One of the best things about Sepultura in 2022 has to be the commanding Eloy Casagrande behind the kit, who only joined the band when he was 20. His performance is absolutely crushing - whether doing his own thing in newer songs such as ‘Means To An End’, or replicating the tribal feel to classic tracks such as ‘Territory’ or ‘Refuse/Resist’ more convincingly than anyone who isn’t Iggor Cavalera himself could. We are also reminded of the strength and power that Derrick brings as a frontman - his vocal style is brutal and a worthy pairing with the music behind him - though his clean vocals over ‘Machine Messiah’ and ‘Agony of Defeat’ are very convincing as well, proving his dynamism and talent as an all-round vocalist. Andreas Kisser seems to effortlessly switch between ripping through dizzying leads and his rhythm guitar playing, and though they lack some of the raw power and sound with just a single guitar compared to two in both preceding bands, Sepultura make up for it with the pure intensity that neither of the others bring, and the crazy tribal rhythms that few metal bands do as well as they.
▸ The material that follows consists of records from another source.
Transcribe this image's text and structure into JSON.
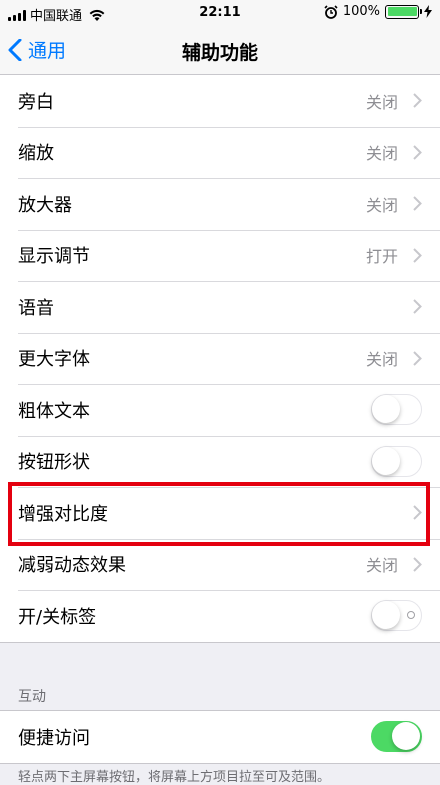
{
  "status_bar": {
    "carrier": "中国联通",
    "time": "22:11",
    "battery": "100%"
  },
  "nav": {
    "back_label": "通用",
    "title": "辅助功能"
  },
  "settings": [
    {
      "label": "旁白",
      "detail": "关闭",
      "control": "chevron"
    },
    {
      "label": "缩放",
      "detail": "关闭",
      "control": "chevron"
    },
    {
      "label": "放大器",
      "detail": "关闭",
      "control": "chevron"
    },
    {
      "label": "显示调节",
      "detail": "打开",
      "control": "chevron"
    },
    {
      "label": "语音",
      "detail": "",
      "control": "chevron"
    },
    {
      "label": "更大字体",
      "detail": "关闭",
      "control": "chevron"
    },
    {
      "label": "粗体文本",
      "control": "toggle",
      "on": false
    },
    {
      "label": "按钮形状",
      "control": "toggle",
      "on": false
    },
    {
      "label": "增强对比度",
      "detail": "",
      "control": "chevron",
      "highlighted": true
    },
    {
      "label": "减弱动态效果",
      "detail": "关闭",
      "control": "chevron"
    },
    {
      "label": "开/关标签",
      "control": "toggle",
      "on": false
    }
  ],
  "interaction_section": {
    "header": "互动",
    "item": {
      "label": "便捷访问",
      "control": "toggle",
      "on": true
    },
    "footer": "轻点两下主屏幕按钮，将屏幕上方项目拉至可及范围。"
  },
  "colors": {
    "accent": "#007aff",
    "toggle_on": "#4cd964",
    "highlight_box": "#e4000f",
    "background": "#efeff4"
  }
}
The pits are unparalleled compared to most metal shows in a slightly more compact KK’s Steel Mill tonight. And the crowd don’t mess about when Sepultura pull out songs from the classic ‘Arise’, ‘Chaos AD’ or ‘Roots’ - when ‘Cut-Throat’ is performed midway through the set, the first of the night from the Cavalera era of the band, the audience feed back with an insane energy and a new fire to their moshes. The supply of crowdsurfers feels endless at times. The triple-punch knockout of ‘Arise’, ‘Ratamahatta’ and ‘Roots Bloody Roots’ - the latter complete with a spine-tinglingly brutal live outro - threatens to shake KK’s down to its foundations, and Derrick appreciatively declares tonight as the "best f*cking show of the tour". There’s a lot to take from tonight’s Sepultura show - no, Max Cavalera isn’t fronting the band anymore, but particularly since the introduction of Eloy Casagrande, there is grounds for arguing that a new classic era of Sepultura is well underway, in a manner that has gone slightly under the radar, due to the large shadow of those earlier albums. Sepultura’s use of a backing track is hugely effective, adding power to a raw performance rather than adding layers to the band to make them sound artificial. And yes, they’re still going to tear the house down when they play those older songs. If you’ve seen the Cavalera brothers’ recent Return Beneath Arise shows, you’d be within your rights to argue that Sepultura, as they are now, still deliver them best.